By shuffling the `brahe` DataFrame and calling `spread_paired_means`, we are **randomly** grouping the 24 points into 12 pairs, computing their pairwise means (giving us 12 values), and computing the standard deviation of the pairwise means (i.e. a **test statistic**). By following this process, we will end up with an array of many values, each corresponding to the standard deviation of one set of 12 paired means. We can then see where `observed_std` lies in this distribution.

<b style='color:red'>Your Job:</b> Complete the code below to conduct the simulation. By the end of this cell, `stds` should be an array of **10000** standard deviations, as described above. In your PDF writeup, include a screenshot of both the code you write and the plot that appears at the bottom of your notebook.

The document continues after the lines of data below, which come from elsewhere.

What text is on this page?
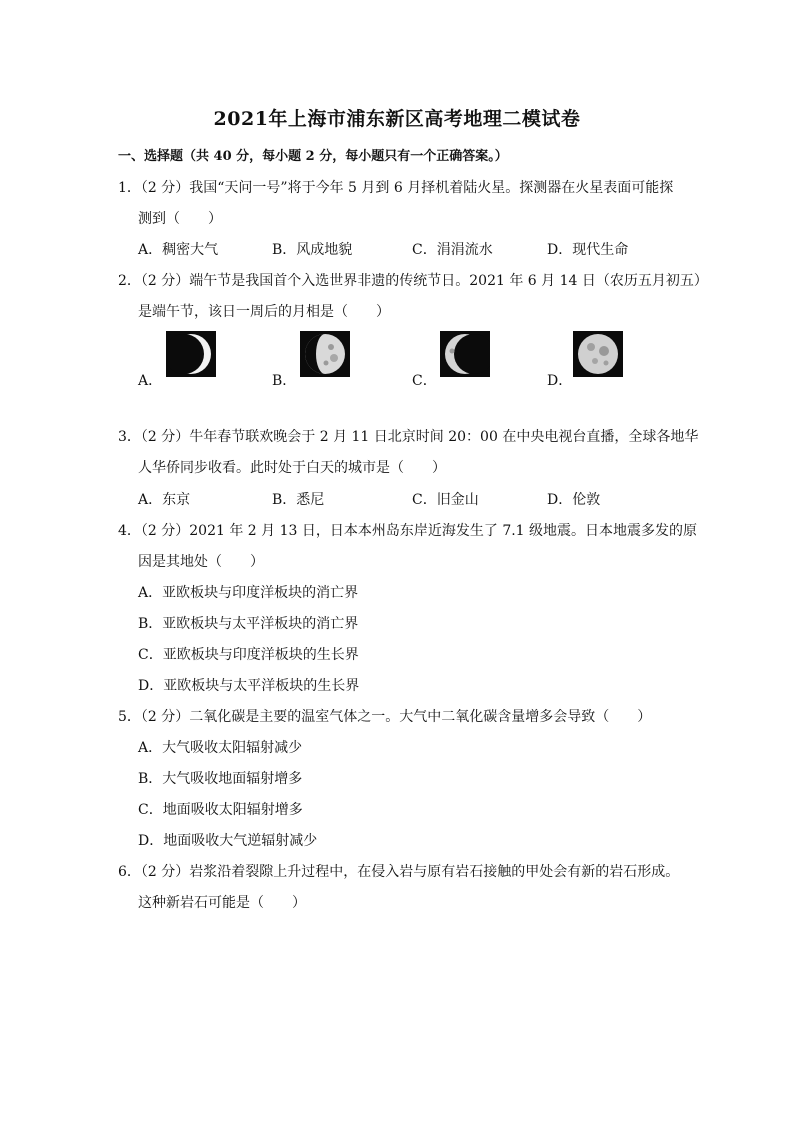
2021年上海市浦东新区高考地理二模试卷
一、选择题（共 40 分，每小题 2 分，每小题只有一个正确答案。）
1．（2 分）我国“天问一号”将于今年 5 月到 6 月择机着陆火星。探测器在火星表面可能探
测到（　　）
A．稠密大气	B．风成地貌	C．涓涓流水	D．现代生命
2．（2 分）端午节是我国首个入选世界非遗的传统节日。2021 年 6 月 14 日（农历五月初五）
是端午节，该日一周后的月相是（　　）
A．	B．	C．	D．
3．（2 分）牛年春节联欢晚会于 2 月 11 日北京时间 20：00 在中央电视台直播，全球各地华
人华侨同步收看。此时处于白天的城市是（　　）
A．东京	B．悉尼	C．旧金山	D．伦敦
4．（2 分）2021 年 2 月 13 日，日本本州岛东岸近海发生了 7.1 级地震。日本地震多发的原
因是其地处（　　）
A．亚欧板块与印度洋板块的消亡界
B．亚欧板块与太平洋板块的消亡界
C．亚欧板块与印度洋板块的生长界
D．亚欧板块与太平洋板块的生长界
5．（2 分）二氧化碳是主要的温室气体之一。大气中二氧化碳含量增多会导致（　　）
A．大气吸收太阳辐射减少
B．大气吸收地面辐射增多
C．地面吸收太阳辐射增多
D．地面吸收大气逆辐射减少
6．（2 分）岩浆沿着裂隙上升过程中，在侵入岩与原有岩石接触的甲处会有新的岩石形成。
这种新岩石可能是（　　）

**_Hint:_** This is a standard DSC 10 question; refer to the textbook if it feels unfamiliar. To shuffle a DataFrame `df`, use `df.sample(n)`, where `n` is the length of the DataFrame.

In [None]:
stds = ...
stds

After you've completed the cell above, run the following cell to see a histogram of your simulated standard deviations, along with a red line at `observed_std`, the standard deviation of the means of Brahe's choice of pairs. Make sure to include this in your PDF writeup.

In [None]:
plt.figure(figsize=(10, 5))
plt.hist(stds, density=True, ec='w', bins=np.arange(0, 0.35, 0.01))
plt.axvline(x=observed_std, color='red');

If you completed all steps correctly, you'll notice that the null hypothesis – that Brahe selected his pairs at random – does not seem consistent with our simulated standard deviations, which were computed by selecting pairs at random. 

It seems like there must have been some reason he selected the pairs he did!